The Markaz Review:

By Hadani Ditmars

A recent exhibition at Baghdad’s The Gallery, billed as the first joint Arab/Kurdish exhibition in the capital in two decades, was a study in how the nation’s “two solitudes” can come together through art. Featuring ten artists and 30 works, the stars of Infrangible were Sulaymaniyah-based Osman Ahmed, an artist who has dedicated his life to documenting his people’s genocide, and Fakher Mohammed, an Iraqi artist and prominent member of the Baghdad Modern Art Group, who studied under the mid-century school’s co-founder, Shakir Hassan al Said. (Jewad Selim, who designed the Tahrir Square Monument to Freedom just before he died, initiated the group with his former student al Said.)

Opening on the eve of the Arab League Summit, in a city all spiffed up with fancy new five-star hotels but a still non-functioning electrical grid some 22 years since the invasion, it was a suitable aesthetic response to the “Let’s Make Iraq Great Again” mania gripping Baghdad.

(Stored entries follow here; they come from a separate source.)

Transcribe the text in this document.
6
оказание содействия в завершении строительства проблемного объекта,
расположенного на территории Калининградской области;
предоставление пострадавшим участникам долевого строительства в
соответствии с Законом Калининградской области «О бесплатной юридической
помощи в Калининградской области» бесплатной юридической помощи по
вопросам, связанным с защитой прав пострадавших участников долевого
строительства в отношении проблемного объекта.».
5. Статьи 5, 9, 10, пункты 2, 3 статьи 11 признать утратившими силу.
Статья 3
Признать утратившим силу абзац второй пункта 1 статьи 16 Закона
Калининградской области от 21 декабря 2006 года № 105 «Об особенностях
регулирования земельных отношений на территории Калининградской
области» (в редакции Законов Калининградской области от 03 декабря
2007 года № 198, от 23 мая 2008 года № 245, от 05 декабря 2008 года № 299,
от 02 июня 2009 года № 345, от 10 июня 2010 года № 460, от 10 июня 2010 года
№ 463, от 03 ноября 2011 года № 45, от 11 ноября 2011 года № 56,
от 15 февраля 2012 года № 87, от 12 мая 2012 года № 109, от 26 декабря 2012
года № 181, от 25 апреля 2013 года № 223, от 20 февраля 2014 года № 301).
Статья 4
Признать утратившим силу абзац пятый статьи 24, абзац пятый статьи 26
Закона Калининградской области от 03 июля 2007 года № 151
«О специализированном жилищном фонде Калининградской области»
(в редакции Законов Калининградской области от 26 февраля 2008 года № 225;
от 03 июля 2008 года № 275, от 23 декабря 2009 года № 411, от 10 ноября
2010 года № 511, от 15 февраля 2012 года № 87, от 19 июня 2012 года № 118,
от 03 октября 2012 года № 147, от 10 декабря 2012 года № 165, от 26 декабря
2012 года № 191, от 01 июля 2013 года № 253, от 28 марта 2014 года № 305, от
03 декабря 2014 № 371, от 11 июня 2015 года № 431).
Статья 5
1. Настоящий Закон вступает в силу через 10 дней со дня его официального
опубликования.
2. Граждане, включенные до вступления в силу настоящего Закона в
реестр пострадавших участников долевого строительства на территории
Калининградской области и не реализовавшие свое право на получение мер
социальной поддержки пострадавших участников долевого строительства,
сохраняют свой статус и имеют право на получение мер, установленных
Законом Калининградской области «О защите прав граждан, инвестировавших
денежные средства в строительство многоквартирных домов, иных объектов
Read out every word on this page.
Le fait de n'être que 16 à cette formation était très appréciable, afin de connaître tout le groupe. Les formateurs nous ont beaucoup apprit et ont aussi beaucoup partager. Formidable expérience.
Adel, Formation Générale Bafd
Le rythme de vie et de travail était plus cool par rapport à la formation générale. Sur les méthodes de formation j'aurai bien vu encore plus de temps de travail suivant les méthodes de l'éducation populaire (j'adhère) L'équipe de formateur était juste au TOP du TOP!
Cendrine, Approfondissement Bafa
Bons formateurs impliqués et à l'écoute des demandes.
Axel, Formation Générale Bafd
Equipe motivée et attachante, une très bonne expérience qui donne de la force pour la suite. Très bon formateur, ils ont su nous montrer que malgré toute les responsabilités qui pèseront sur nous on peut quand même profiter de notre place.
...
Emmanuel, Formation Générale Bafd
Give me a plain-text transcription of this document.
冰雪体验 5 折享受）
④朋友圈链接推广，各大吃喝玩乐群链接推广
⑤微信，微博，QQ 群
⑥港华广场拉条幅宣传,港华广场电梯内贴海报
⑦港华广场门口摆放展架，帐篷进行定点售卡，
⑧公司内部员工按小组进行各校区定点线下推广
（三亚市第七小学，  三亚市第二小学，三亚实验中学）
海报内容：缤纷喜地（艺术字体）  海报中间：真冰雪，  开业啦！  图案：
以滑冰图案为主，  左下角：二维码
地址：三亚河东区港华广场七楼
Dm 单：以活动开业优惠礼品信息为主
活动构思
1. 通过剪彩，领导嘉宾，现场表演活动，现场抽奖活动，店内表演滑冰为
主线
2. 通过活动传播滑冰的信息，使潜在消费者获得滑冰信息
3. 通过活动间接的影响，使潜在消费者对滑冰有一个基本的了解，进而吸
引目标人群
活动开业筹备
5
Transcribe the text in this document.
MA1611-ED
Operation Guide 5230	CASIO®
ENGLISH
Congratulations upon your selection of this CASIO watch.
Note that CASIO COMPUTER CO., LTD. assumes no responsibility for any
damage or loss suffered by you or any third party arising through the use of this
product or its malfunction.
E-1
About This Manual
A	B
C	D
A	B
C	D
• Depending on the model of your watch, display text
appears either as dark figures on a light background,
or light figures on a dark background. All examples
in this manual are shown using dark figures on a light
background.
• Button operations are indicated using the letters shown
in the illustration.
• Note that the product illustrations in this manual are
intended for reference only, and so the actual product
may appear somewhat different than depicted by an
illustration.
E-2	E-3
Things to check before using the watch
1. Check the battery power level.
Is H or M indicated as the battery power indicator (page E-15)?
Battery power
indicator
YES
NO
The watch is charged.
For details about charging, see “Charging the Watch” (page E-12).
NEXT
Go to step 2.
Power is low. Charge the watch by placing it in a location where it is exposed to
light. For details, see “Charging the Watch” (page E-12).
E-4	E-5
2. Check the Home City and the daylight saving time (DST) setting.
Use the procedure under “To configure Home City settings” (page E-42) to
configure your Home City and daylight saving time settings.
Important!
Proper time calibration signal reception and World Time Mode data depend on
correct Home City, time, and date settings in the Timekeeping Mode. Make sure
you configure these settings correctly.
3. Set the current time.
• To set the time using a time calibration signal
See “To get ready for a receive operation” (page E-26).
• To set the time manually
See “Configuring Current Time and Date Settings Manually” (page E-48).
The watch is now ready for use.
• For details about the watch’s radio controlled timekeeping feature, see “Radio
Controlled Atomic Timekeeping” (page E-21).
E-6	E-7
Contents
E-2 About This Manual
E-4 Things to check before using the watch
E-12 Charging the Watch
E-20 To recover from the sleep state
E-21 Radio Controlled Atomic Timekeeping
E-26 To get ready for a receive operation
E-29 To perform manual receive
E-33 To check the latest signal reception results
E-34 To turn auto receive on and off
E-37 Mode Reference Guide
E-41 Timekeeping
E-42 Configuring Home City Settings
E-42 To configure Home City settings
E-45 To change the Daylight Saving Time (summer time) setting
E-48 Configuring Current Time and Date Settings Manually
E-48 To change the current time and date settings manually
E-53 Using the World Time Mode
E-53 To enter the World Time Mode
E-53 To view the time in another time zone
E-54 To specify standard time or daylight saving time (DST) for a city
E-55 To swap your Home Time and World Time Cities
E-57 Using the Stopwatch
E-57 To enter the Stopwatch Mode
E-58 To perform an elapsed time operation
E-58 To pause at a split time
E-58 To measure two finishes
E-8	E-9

Now, thanks to an improved security situation credited by many to the efforts of Prime Minister Sudani, as well as anti-money laundering laws introduced by the Americans in 2023 that channeled dirty money hitherto destined for Iran and Lebanon into the local economy (including a number of new art galleries), Baghdad appears on the surface to be doing well. Dozens of new construction projects lend a veneer of prosperity to Iraq’s capital, in spite of apparent economic decline as oil prices continue to drop.